Friendless in the ring at 8-1, the successful son of Salford Express, who fell on his previous outing at Kilmallock, moved into second with six to jump before edging clear from the final fence to beat runner-up Coolykereen Castle by five-and-a-half lengths.
The winner was ridden by in-form jockey Declan Queally and is trained in Stradbally, County Waterford by Margaret Flynn, who nominated a winners’ race as the next port of call for the victorious six-year-old.

O’Brien dominates at headquarters

Not for the first time, Aidan O’Brien was the star turn at last Sunday’s Curragh meeting, where three wins for the Ballydoyle handler included a facile success with Excelebration in the Group 1 Gladness Stakes.
Formerly trained in England by Marco Botti, the winner switched to O’Brien when purchased by Derek Smith and the Exceed and Excel colt, who chased home Frankel at Ascot in October, pleased his connections when making a winning Irish debut.
Ridden by Joseph O’Brien, Excelebration came through strongly at the furlong pole to head front-running stable companion Windsor Palace and the 2-7 favourite ran out a very easy three-and-a-half-length winner.

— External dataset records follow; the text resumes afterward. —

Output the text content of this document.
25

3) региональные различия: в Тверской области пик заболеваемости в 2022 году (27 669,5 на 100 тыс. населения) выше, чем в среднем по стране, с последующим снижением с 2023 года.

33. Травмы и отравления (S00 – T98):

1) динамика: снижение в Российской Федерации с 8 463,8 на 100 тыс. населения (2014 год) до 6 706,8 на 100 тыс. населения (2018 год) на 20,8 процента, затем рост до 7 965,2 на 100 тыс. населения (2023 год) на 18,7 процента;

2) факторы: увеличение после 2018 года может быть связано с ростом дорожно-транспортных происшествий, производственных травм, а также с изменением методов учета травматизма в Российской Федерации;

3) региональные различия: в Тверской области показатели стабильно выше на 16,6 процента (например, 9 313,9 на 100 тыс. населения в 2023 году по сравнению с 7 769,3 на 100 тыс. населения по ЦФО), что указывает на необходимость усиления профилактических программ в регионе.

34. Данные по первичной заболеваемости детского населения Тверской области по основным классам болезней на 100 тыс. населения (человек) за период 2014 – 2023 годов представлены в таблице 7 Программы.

O’Brien said, “I’m delighted with that. He was a very good horse before we got him and Marco Botti did a very good job with him.
“He’s very laid back at home and is lazy in his work. It was always the plan to come here for this race and he’ll now head to Newbury for the Lockinge Stakes, where he’ll probably have a re-match with Frankel.”
Earlier, O’Brien had taken the listed Anne Brewster Memorial Loughbrown Stakes with the gambled-on Requisition (6-1-7-2). Considered Ballydoyle’s ‘second string’ behind the Joseph O’Brien-ridden 4-9 favourite Nephrite, Requisition made light of that rating when bouncing out in front from the start and making all in this seven-furlong contest under Seamie Heffernan to beat Coolnagree by a length and three-quarters.
Nephrite proved a big disappointment when trailing in a well-beaten third, with O’Brien later ruling him out of the upcoming Quipco 2,000 Guineas when suggesting he may well drop back to sprinting.
The day had begun in the best possible fashion for the O’Briens when they combined to land the opening two-year-old maiden with odds-on shot Infanta Branca (1-3F).
This five furlong dash provided Henrythenavigator with his first success as a sire when Infanta Branca, who was beaten into second on her debut at Cork, flew from the stalls and made every post a winning one to beat Jim Bolger’s Leitir Mor by half a length.
The winner is a speedy type, with O’Brien nominating the Marble Hill stakes back at the Kildare track as the Michael Tabor-owned filly’s next port of call.